Experts examine management of ECOWAS Customs union

Tue, Nov 21, 2017 | By publisher


Business

 

THE first meeting of the joint ECOWAS-UEMOA Committee for the management of the ECOWAS Customs Union began in Abuja, Nigeria on November 20, 2017.

Delegates at the meeting drawn from ECOWAS Member States, will brief the Committee on the state of implementation of the ECOWAS Common External Tariff, CET, in their respective countries and discuss the revised text on the ECOWAS Trade liberalization Scheme, ETLS.

Declaring the meeting open on behalf of Laouali Chaibou, the ECOWAS Commission’s commissioner for Trade, Customs and Free Movement, Felix Kwame Kwakye, the principal programmes officer, Customs Procedure, maintained that a harmonised, functional Customs union for West Africa is central to economic integration hence the issues to be discussed at the meeting “go well beyond the ECOWAS Common External tariff.”

He said the expectation of the commission is for the committee to “work assiduously towards the consolidation of the ECOWAS Customs union and deepen the economic integration of our dear region.”

He reminded the delegates of the recommendation made two years to the effect of the establishment of the joint Committee for the management of the ECOWAS customs union to replace the Joint CET Management Committee which was created by a decision of the ECOWAS Heads of States and Government in January 2006.

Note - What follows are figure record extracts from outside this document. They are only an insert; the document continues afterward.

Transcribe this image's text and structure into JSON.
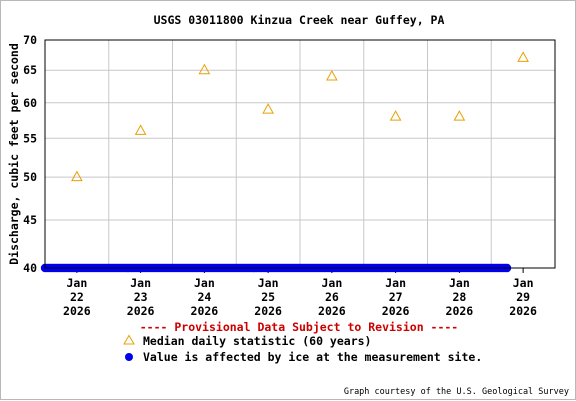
{
  "chart_data": {
    "type": "scatter",
    "title": "USGS 03011800 Kinzua Creek near Guffey, PA",
    "ylabel": "Discharge, cubic feet per second",
    "xlabel": "",
    "ylim": [
      40,
      70
    ],
    "yscale": "log",
    "y_ticks": [
      40,
      45,
      50,
      55,
      60,
      65,
      70
    ],
    "x_ticks": [
      {
        "line1": "Jan",
        "line2": "22",
        "line3": "2026"
      },
      {
        "line1": "Jan",
        "line2": "23",
        "line3": "2026"
      },
      {
        "line1": "Jan",
        "line2": "24",
        "line3": "2026"
      },
      {
        "line1": "Jan",
        "line2": "25",
        "line3": "2026"
      },
      {
        "line1": "Jan",
        "line2": "26",
        "line3": "2026"
      },
      {
        "line1": "Jan",
        "line2": "27",
        "line3": "2026"
      },
      {
        "line1": "Jan",
        "line2": "28",
        "line3": "2026"
      },
      {
        "line1": "Jan",
        "line2": "29",
        "line3": "2026"
      }
    ],
    "xlim": [
      "2026-01-21 12:00",
      "2026-01-29 12:00"
    ],
    "grid": true,
    "series": [
      {
        "name": "Median daily statistic (60 years)",
        "marker": "triangle",
        "color": "#e8a000",
        "x": [
          "2026-01-22",
          "2026-01-23",
          "2026-01-24",
          "2026-01-25",
          "2026-01-26",
          "2026-01-27",
          "2026-01-28",
          "2026-01-29"
        ],
        "values": [
          50,
          56,
          65,
          59,
          64,
          58,
          58,
          67
        ]
      },
      {
        "name": "Value is affected by ice at the measurement site.",
        "marker": "circle",
        "color": "#0000ee",
        "x_range": [
          "2026-01-21 12:00",
          "2026-01-28 18:00"
        ],
        "value": 40
      }
    ],
    "provisional_notice": "---- Provisional Data Subject to Revision ----",
    "credit": "Graph courtesy of the U.S. Geological Survey"
  }
}
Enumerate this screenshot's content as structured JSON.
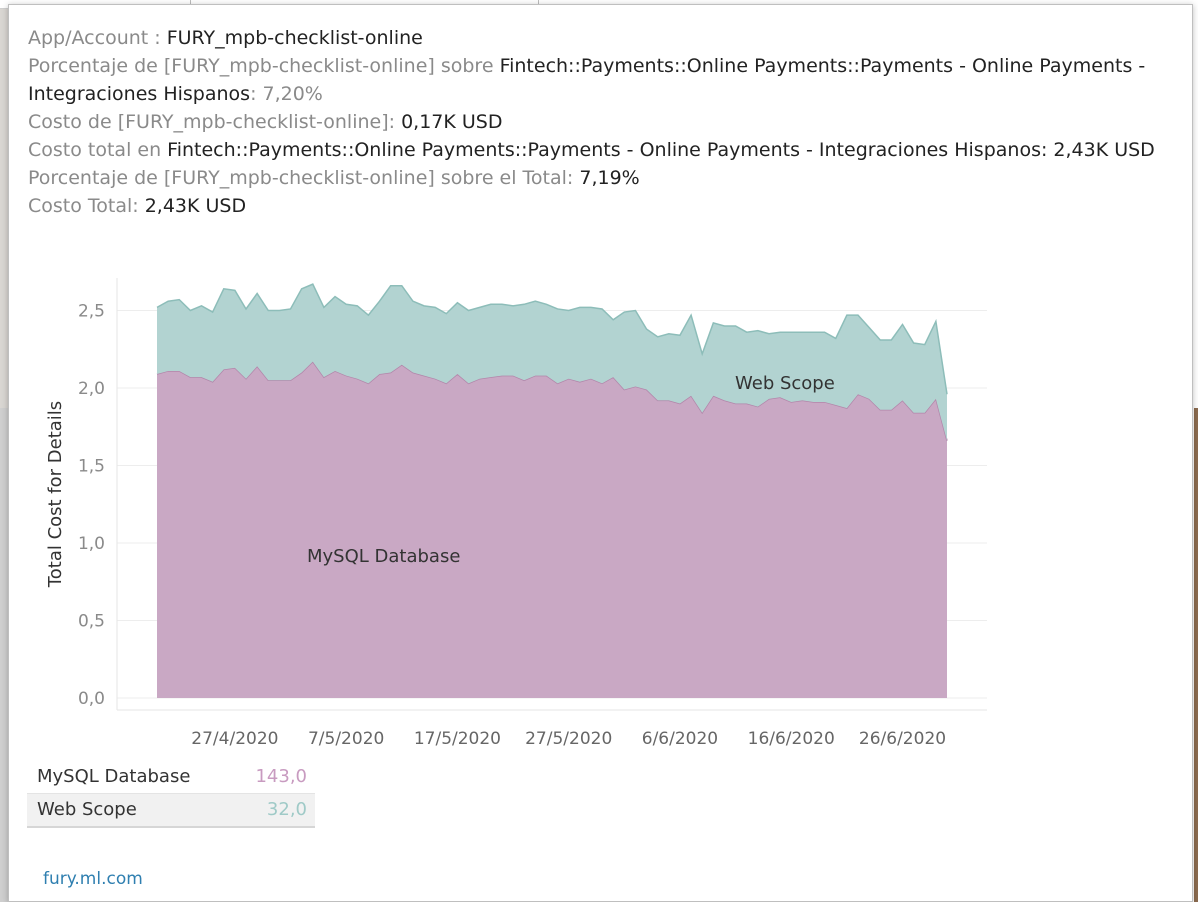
{
  "tooltip": {
    "lines": [
      {
        "label": "App/Account : ",
        "value": "FURY_mpb-checklist-online",
        "tail": ""
      },
      {
        "label": "Porcentaje de [FURY_mpb-checklist-online] sobre ",
        "value": "Fintech::Payments::Online Payments::Payments - Online Payments - Integraciones Hispanos",
        "tail": ": 7,20%"
      },
      {
        "label": "Costo de [FURY_mpb-checklist-online]: ",
        "value": "0,17K USD",
        "tail": ""
      },
      {
        "label": "Costo total en ",
        "value": "Fintech::Payments::Online Payments::Payments - Online Payments - Integraciones Hispanos",
        "tail": ":  2,43K USD"
      },
      {
        "label": "Porcentaje de [FURY_mpb-checklist-online] sobre el Total: ",
        "value": "7,19%",
        "tail": ""
      },
      {
        "label": "Costo Total: ",
        "value": "2,43K USD",
        "tail": ""
      }
    ]
  },
  "chart_data": {
    "type": "area",
    "stacked": true,
    "ylabel": "Total Cost for Details",
    "xlabel": "",
    "ylim": [
      0,
      2.8
    ],
    "y_ticks": [
      "0,0",
      "0,5",
      "1,0",
      "1,5",
      "2,0",
      "2,5"
    ],
    "x_start": "2020-04-20",
    "x_end": "2020-06-30",
    "x_ticks": [
      "27/4/2020",
      "7/5/2020",
      "17/5/2020",
      "27/5/2020",
      "6/6/2020",
      "16/6/2020",
      "26/6/2020"
    ],
    "series": [
      {
        "name": "MySQL Database",
        "color": "#c9a8c4",
        "line_color": "#b286aa",
        "values": [
          2.09,
          2.11,
          2.11,
          2.07,
          2.07,
          2.04,
          2.12,
          2.13,
          2.06,
          2.14,
          2.05,
          2.05,
          2.05,
          2.1,
          2.17,
          2.07,
          2.11,
          2.08,
          2.06,
          2.03,
          2.09,
          2.1,
          2.15,
          2.1,
          2.08,
          2.06,
          2.03,
          2.09,
          2.03,
          2.06,
          2.07,
          2.08,
          2.08,
          2.05,
          2.08,
          2.08,
          2.03,
          2.06,
          2.04,
          2.06,
          2.03,
          2.07,
          1.99,
          2.01,
          1.99,
          1.92,
          1.92,
          1.9,
          1.95,
          1.84,
          1.95,
          1.92,
          1.9,
          1.9,
          1.88,
          1.93,
          1.94,
          1.91,
          1.92,
          1.91,
          1.91,
          1.89,
          1.87,
          1.96,
          1.93,
          1.86,
          1.86,
          1.92,
          1.84,
          1.84,
          1.93,
          1.66
        ]
      },
      {
        "name": "Web Scope",
        "color": "#b2d3d1",
        "line_color": "#8dbdb9",
        "values": [
          0.43,
          0.45,
          0.46,
          0.43,
          0.46,
          0.45,
          0.52,
          0.5,
          0.45,
          0.47,
          0.45,
          0.45,
          0.46,
          0.54,
          0.5,
          0.45,
          0.48,
          0.46,
          0.47,
          0.44,
          0.47,
          0.56,
          0.51,
          0.46,
          0.45,
          0.46,
          0.45,
          0.46,
          0.47,
          0.46,
          0.47,
          0.46,
          0.45,
          0.49,
          0.48,
          0.46,
          0.48,
          0.44,
          0.48,
          0.46,
          0.48,
          0.37,
          0.5,
          0.49,
          0.39,
          0.41,
          0.43,
          0.44,
          0.52,
          0.38,
          0.47,
          0.48,
          0.5,
          0.46,
          0.49,
          0.42,
          0.42,
          0.45,
          0.44,
          0.45,
          0.45,
          0.43,
          0.6,
          0.51,
          0.46,
          0.45,
          0.45,
          0.49,
          0.45,
          0.44,
          0.5,
          0.3
        ]
      }
    ],
    "annotations": [
      "MySQL Database",
      "Web Scope"
    ],
    "gridlines": true
  },
  "legend_table": [
    {
      "name": "MySQL Database",
      "value": "143,0",
      "color": "#c89bc0"
    },
    {
      "name": "Web Scope",
      "value": "32,0",
      "color": "#9fcac7"
    }
  ],
  "footer": {
    "link": "fury.ml.com"
  }
}
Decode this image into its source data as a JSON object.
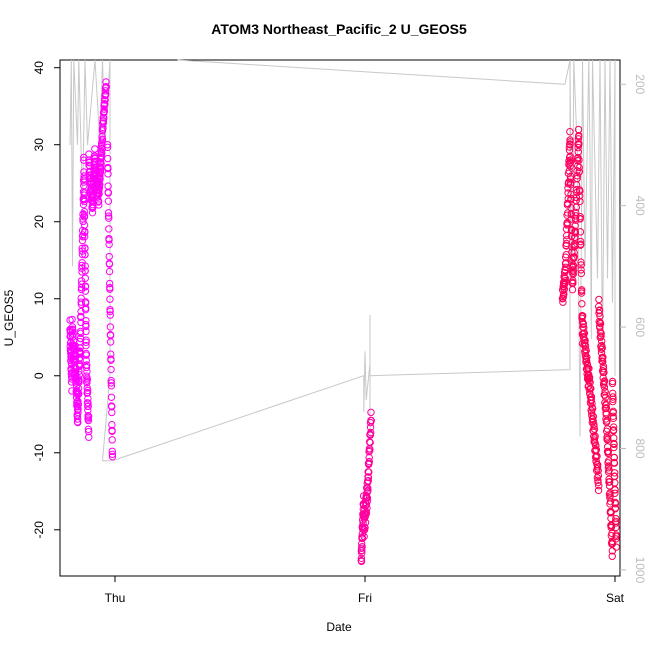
{
  "chart_data": {
    "type": "scatter",
    "title": "ATOM3 Northeast_Pacific_2 U_GEOS5",
    "xlabel": "Date",
    "ylabel": "U_GEOS5",
    "x_ticks": [
      "Thu",
      "Fri",
      "Sat"
    ],
    "ylim": [
      -26,
      41
    ],
    "y_ticks": [
      -20,
      -10,
      0,
      10,
      20,
      30,
      40
    ],
    "y2lim": [
      1010,
      160
    ],
    "y2_ticks": [
      200,
      400,
      600,
      800,
      1000
    ],
    "y2_reversed": true,
    "x_range_days": [
      -0.22,
      2.02
    ],
    "grid": false,
    "legend": "none",
    "colors": {
      "points_start": "#ff00ff",
      "points_end": "#ff0050",
      "altitude_line": "#c8c8c8"
    },
    "series": [
      {
        "marker": "open-circle",
        "x": [
          -0.18,
          -0.17,
          -0.16,
          -0.15,
          -0.14,
          -0.13,
          -0.12,
          -0.11,
          -0.1,
          -0.09,
          -0.08,
          -0.07,
          -0.06,
          -0.05,
          -0.04,
          -0.03,
          -0.02,
          -0.01,
          0.0,
          0.99,
          1.0,
          1.01,
          1.02,
          1.8,
          1.81,
          1.82,
          1.83,
          1.84,
          1.85,
          1.86,
          1.87,
          1.88,
          1.89,
          1.9,
          1.91,
          1.92,
          1.93,
          1.94,
          1.95,
          1.96,
          1.97,
          1.98,
          1.99,
          2.0
        ],
        "y": [
          6,
          2,
          4,
          0,
          -5,
          5,
          27,
          10,
          -7,
          28,
          22,
          24,
          27,
          30,
          38,
          26,
          15,
          0,
          -11,
          -24,
          -20,
          -16,
          -6,
          10,
          20,
          31,
          25,
          12,
          18,
          32,
          8,
          6,
          2,
          -2,
          -6,
          -10,
          -14,
          9,
          4,
          -2,
          -8,
          -14,
          -22,
          -1
        ]
      }
    ]
  }
}
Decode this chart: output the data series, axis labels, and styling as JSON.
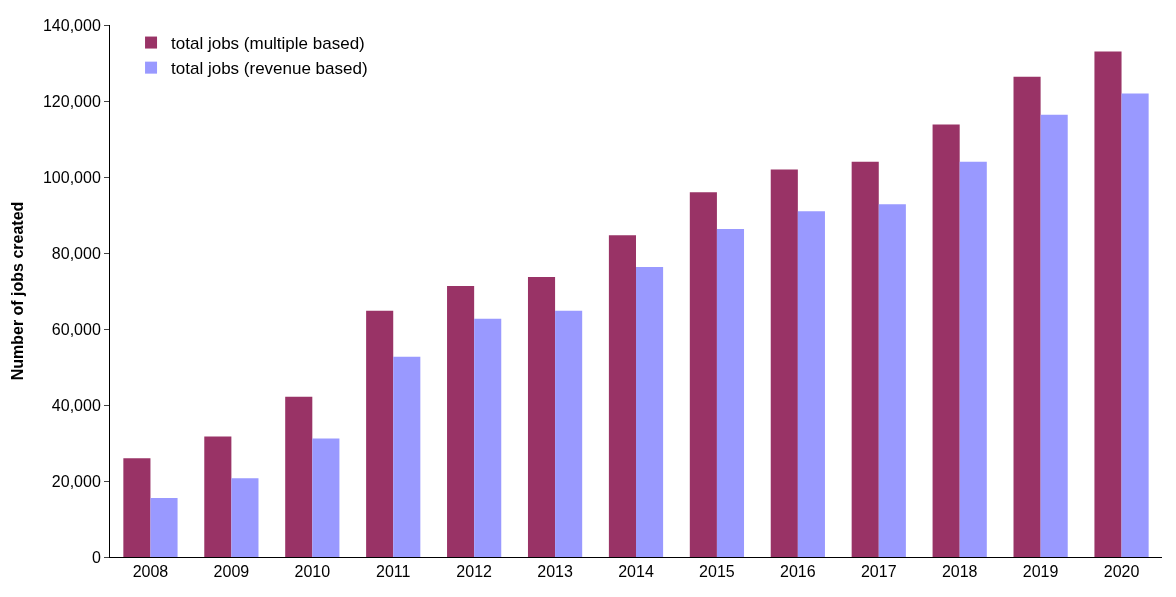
{
  "chart_data": {
    "type": "bar",
    "ylabel": "Number of jobs created",
    "categories": [
      "2008",
      "2009",
      "2010",
      "2011",
      "2012",
      "2013",
      "2014",
      "2015",
      "2016",
      "2017",
      "2018",
      "2019",
      "2020"
    ],
    "series": [
      {
        "name": "total jobs (multiple based)",
        "color": "#993366",
        "values": [
          26000,
          31700,
          42200,
          64800,
          71300,
          73700,
          84700,
          96000,
          102000,
          104000,
          113800,
          126400,
          133000
        ]
      },
      {
        "name": "total jobs (revenue based)",
        "color": "#9999ff",
        "values": [
          15500,
          20700,
          31200,
          52700,
          62700,
          64800,
          76300,
          86300,
          91000,
          92800,
          104000,
          116400,
          122000
        ]
      }
    ],
    "ylim": [
      0,
      140000
    ],
    "yticks": [
      {
        "value": 0,
        "label": "0"
      },
      {
        "value": 20000,
        "label": "20,000"
      },
      {
        "value": 40000,
        "label": "40,000"
      },
      {
        "value": 60000,
        "label": "60,000"
      },
      {
        "value": 80000,
        "label": "80,000"
      },
      {
        "value": 100000,
        "label": "100,000"
      },
      {
        "value": 120000,
        "label": "120,000"
      },
      {
        "value": 140000,
        "label": "140,000"
      }
    ],
    "legend": "top left"
  }
}
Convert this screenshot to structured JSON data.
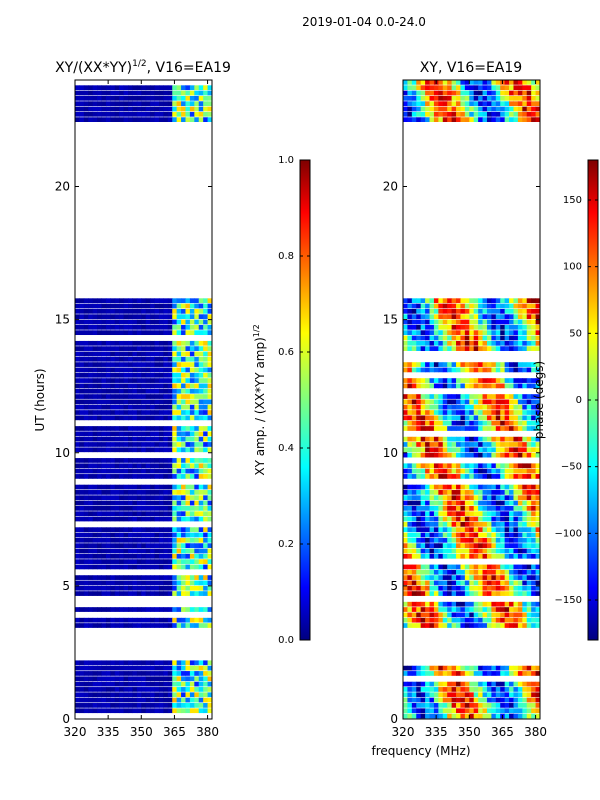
{
  "suptitle": "2019-01-04 0.0-24.0",
  "shared_xlabel": "frequency (MHz)",
  "colors": {
    "jet": [
      "#00007f",
      "#0000ff",
      "#007fff",
      "#00ffff",
      "#7fff7f",
      "#ffff00",
      "#ff7f00",
      "#ff0000",
      "#7f0000"
    ]
  },
  "chart_data": [
    {
      "type": "heatmap",
      "title": "XY/(XX*YY)",
      "title_sup": "1/2",
      "title_suffix": ", V16=EA19",
      "xlabel": "",
      "ylabel": "UT (hours)",
      "xlim": [
        320,
        382
      ],
      "ylim": [
        0,
        24
      ],
      "xticks": [
        320,
        335,
        350,
        365,
        380
      ],
      "yticks": [
        0,
        5,
        10,
        15,
        20
      ],
      "data_gaps_hours": [
        [
          2.2,
          3.4
        ],
        [
          15.9,
          22.4
        ]
      ],
      "colorbar": {
        "label": "XY amp. / (XX*YY amp)",
        "label_sup": "1/2",
        "range": [
          0.0,
          1.0
        ],
        "ticks": [
          "0.0",
          "0.2",
          "0.4",
          "0.6",
          "0.8",
          "1.0"
        ]
      }
    },
    {
      "type": "heatmap",
      "title": "XY, V16=EA19",
      "xlabel": "frequency (MHz)",
      "ylabel": "",
      "xlim": [
        320,
        382
      ],
      "ylim": [
        0,
        24
      ],
      "xticks": [
        320,
        335,
        350,
        365,
        380
      ],
      "yticks": [
        0,
        5,
        10,
        15,
        20
      ],
      "data_gaps_hours": [
        [
          2.2,
          3.4
        ],
        [
          15.9,
          22.4
        ]
      ],
      "colorbar": {
        "label": "phase (degs)",
        "range": [
          -180,
          180
        ],
        "ticks": [
          "−150",
          "−100",
          "−50",
          "0",
          "50",
          "100",
          "150"
        ]
      }
    }
  ]
}
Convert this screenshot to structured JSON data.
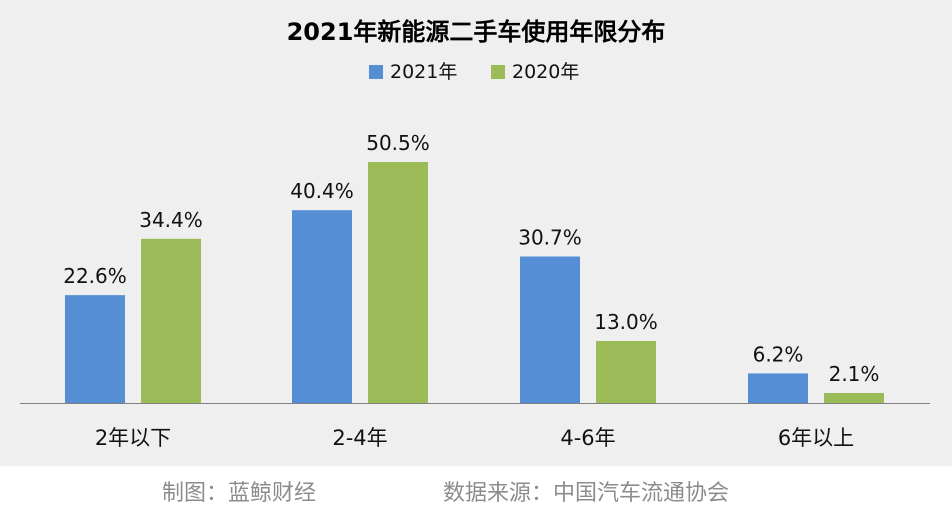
{
  "chart_data": {
    "type": "bar",
    "title": "2021年新能源二手车使用年限分布",
    "categories": [
      "2年以下",
      "2-4年",
      "4-6年",
      "6年以上"
    ],
    "series": [
      {
        "name": "2021年",
        "values": [
          22.6,
          40.4,
          30.7,
          6.2
        ],
        "labels": [
          "22.6%",
          "40.4%",
          "30.7%",
          "6.2%"
        ],
        "color": "#558ed5"
      },
      {
        "name": "2020年",
        "values": [
          34.4,
          50.5,
          13.0,
          2.1
        ],
        "labels": [
          "34.4%",
          "50.5%",
          "13.0%",
          "2.1%"
        ],
        "color": "#9bbb59"
      }
    ],
    "ylim": [
      0,
      50.5
    ],
    "grid": false,
    "legend_position": "top"
  },
  "footer": {
    "credit": "制图：蓝鲸财经",
    "source": "数据来源：中国汽车流通协会"
  }
}
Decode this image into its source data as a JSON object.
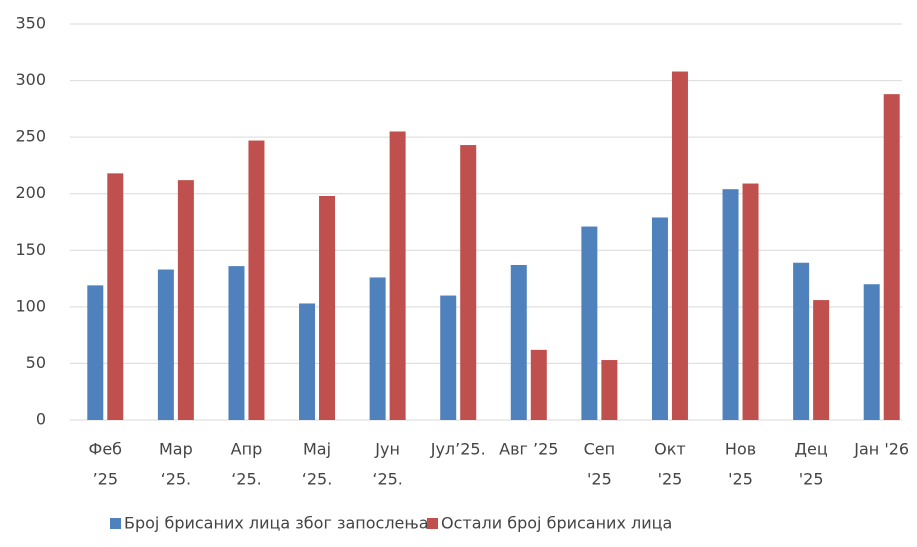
{
  "chart_data": {
    "type": "bar",
    "categories": [
      [
        "Феб",
        "’25"
      ],
      [
        "Мар",
        "‘25."
      ],
      [
        "Апр",
        "‘25."
      ],
      [
        "Мај",
        "‘25."
      ],
      [
        "Јун",
        "‘25."
      ],
      [
        "Јул’25."
      ],
      [
        "Авг ’25"
      ],
      [
        "Сеп",
        "'25"
      ],
      [
        "Окт",
        "'25"
      ],
      [
        "Нов",
        "'25"
      ],
      [
        "Дец",
        "'25"
      ],
      [
        "Јан '26"
      ]
    ],
    "series": [
      {
        "name": "Број брисаних лица због запослења",
        "color": "#4f81bd",
        "values": [
          119,
          133,
          136,
          103,
          126,
          110,
          137,
          171,
          179,
          204,
          139,
          120
        ]
      },
      {
        "name": "Остали број брисаних лица",
        "color": "#c0504d",
        "values": [
          218,
          212,
          247,
          198,
          255,
          243,
          62,
          53,
          308,
          209,
          106,
          288
        ]
      }
    ],
    "ylim": [
      0,
      350
    ],
    "yticks": [
      0,
      50,
      100,
      150,
      200,
      250,
      300,
      350
    ],
    "grid": true,
    "legend": "bottom"
  }
}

According to him, this was necessitated by the need to give the new committee the broader mandate to take on other customs union-related matters such as trade liberalization, trade facilitation, etc. which fall outside the purview of the CET management committee.

The commissioner expressed the appreciation of the ECOWAS Commission to partners such as Gesellschaft für Internationale Zusammenarbeit, GIZ, European Union, EU, as well as the United States Agency for International Development, USAID, for their continued support to the integration programmes of the Commission.

Ludwig Kirchner, head, GIZ-ECOWAS Support Programme, remarked that his organization deems it fit to lend necessary support towards the achievement of a common customs union in furtherance of the integration of West Africa.

Alain Seraphin Pykbougoum, the director of Customs at the UEMOA Commission, gave a rundown of the collaborative efforts of the two Commissions and highlighted other relevant issues which due for further productive deliberations.

The issues revolved around Free Movement, rules of origin, certificate of origin, trade facilitation as well as modernization of customs operations among others.

The joint ECOWAS-UEMOA Committee was approved by the ECOWAS Council of ministers and eventually adopted by the Authority of Heads of States and Government in December 2016.

The experts meeting which will close after deliberating on the 60th session of the ECOWAS Technical Committee on Trade, Customs and Free movement of Persons, is a precursor to the Directors-General of Customs and the ECOWAS Ministers of Finance Meetings which are also holding at the ECOWAS Commission headquarters.